Embrace New Solutions With Possibility Government

During a recent GovLoop training, author and Harvard Business School professor Mitchell Weiss discussed the ideas behind his new book We the Possibility: Harnessing Public Entrepreneurship to Solve our Most Urgent Problems. In his book, Weiss rejects the idea that government and innovation exist on opposite poles, pondering how government can try new things.

Possibility Government is Weiss’s solution. Possibility Government imagines new ideas and approaches to problems. In contrast, Probability Government adheres to the same methods government has always used because these methods always seem to work. Even if these methods produce unsatisfactory results, governments may rely on them because they fear venturing into new territory.

If you value innovation or want to see changes at your agency, employing Possibility Government might work for you. Here are five things to keep in mind when using Possibility Government.
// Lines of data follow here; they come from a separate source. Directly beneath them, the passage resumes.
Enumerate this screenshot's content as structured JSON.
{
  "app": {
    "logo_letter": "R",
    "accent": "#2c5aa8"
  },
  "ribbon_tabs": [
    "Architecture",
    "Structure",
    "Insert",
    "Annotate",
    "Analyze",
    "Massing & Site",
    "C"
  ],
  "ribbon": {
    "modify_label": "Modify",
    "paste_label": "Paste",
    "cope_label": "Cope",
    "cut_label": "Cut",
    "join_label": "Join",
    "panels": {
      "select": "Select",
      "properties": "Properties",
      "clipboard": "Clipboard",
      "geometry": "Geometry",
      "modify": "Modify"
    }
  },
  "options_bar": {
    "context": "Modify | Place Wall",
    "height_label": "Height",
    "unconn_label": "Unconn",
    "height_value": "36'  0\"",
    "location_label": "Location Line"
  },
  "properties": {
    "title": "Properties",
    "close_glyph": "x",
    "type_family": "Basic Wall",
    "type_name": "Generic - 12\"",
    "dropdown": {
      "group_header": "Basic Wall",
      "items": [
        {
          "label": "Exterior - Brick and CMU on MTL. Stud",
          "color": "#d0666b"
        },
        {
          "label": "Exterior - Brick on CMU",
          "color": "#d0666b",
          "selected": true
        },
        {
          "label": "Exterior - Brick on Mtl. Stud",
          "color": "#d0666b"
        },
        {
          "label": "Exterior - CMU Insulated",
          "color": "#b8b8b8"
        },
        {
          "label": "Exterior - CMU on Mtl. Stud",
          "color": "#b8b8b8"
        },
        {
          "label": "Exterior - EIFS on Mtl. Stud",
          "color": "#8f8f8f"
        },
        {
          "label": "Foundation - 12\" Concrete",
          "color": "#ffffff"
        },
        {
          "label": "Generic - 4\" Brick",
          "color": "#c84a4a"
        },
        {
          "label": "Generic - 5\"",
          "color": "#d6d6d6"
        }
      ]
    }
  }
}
1.Don’t wait for a crisis to make changes

It is common for issues to go unaddressed until they spiral into huge problems that cannot be ignored. “It cannot be that we wait for crises to make a change,” argued Weiss. By using Possibility Government before a crisis arises, we can prevent a catastrophe or at the very least, soften its blow. When you delay creative planning until crucial moments, the ideas have less time to grow because too much is at stake. Share your ideas during meetings or with colleagues. You never know how important they might become.

2.You don’t need to be a leader

Many people believe that it doesn’t matter if they change their method of thinking because they do not occupy a leadership position. You don’t have to be a leader to bring Possibility Government to your workplace. You can still challenge yourself to generate more ideas as an associate. Start by trying to find new approaches to solve problems.

Possibility Government doesn’t need to take the form of an elaborate scheme; it can start with a simple suggestion. Many workers do not feel psychologically safe enough to brainstorm new ideas. They believe that they will look stupid, be rejected, or get fired. Understand the power of ideas and encourage others at your organization to express their ideas without fear.

3.Be candid

With distrust of government being widespread now, it can be easy to believe that avoiding risk is the best method. However, it is not. Using the same systems repeatedly will only serve as confirmation bias that government is broken to skeptical constituents who have lost faith in the public sector. When developing new approaches, communicate the power of Possibility Government with the communities you serve. Let them know the power of delving into unchartered waters. Honesty will let them know that government cares about them and that public sector employees are allies, not overlords. Communicate that even if things don’t work, at the very least, solutions should be transformative.

4.Protect citizens

Government’s job is to absolve the public of specific problems. When government doesn’t handle problems, it falls on the individual. A solution: incorporate human-centered design. Viewing a problem through the eyes of constituents can produce a solution that is met with positive feedback. Constituents use the products that government produces, so it only makes sense to make them a part of the fine-tuning process.

In some situations, public sector employees may never need a service that they are providing, so, how can they understand the pitfall of using said product? Speaking to users and integrating their feedback will give the public a better perception of government.

5.Don’t succumb to competency traps

The worst thing about trying new things is failure. Creativity isn’t always rewarded with success and new programs do not produce astounding results overnight. When you try something that doesn’t work, don’t go back to the way things were. “Work through the new thing that may not be working yet, but when you get proficient at it, will be better,” Weiss instructed.

Becoming more adaptive can keep us out of competency traps. By adopting a more adaptive mindset, we will learn to evolve when we fail, rather than give up or resort back to old ways of thinking.

The status quo isn’t always satisfactory. So, the next time your team needs to develop a solution, embrace Possibility Government. See what can work rather than what has always been the norm. Once you move out of your comfort zone, your work will feel more invigorating and you’ll enjoy what you’re doing.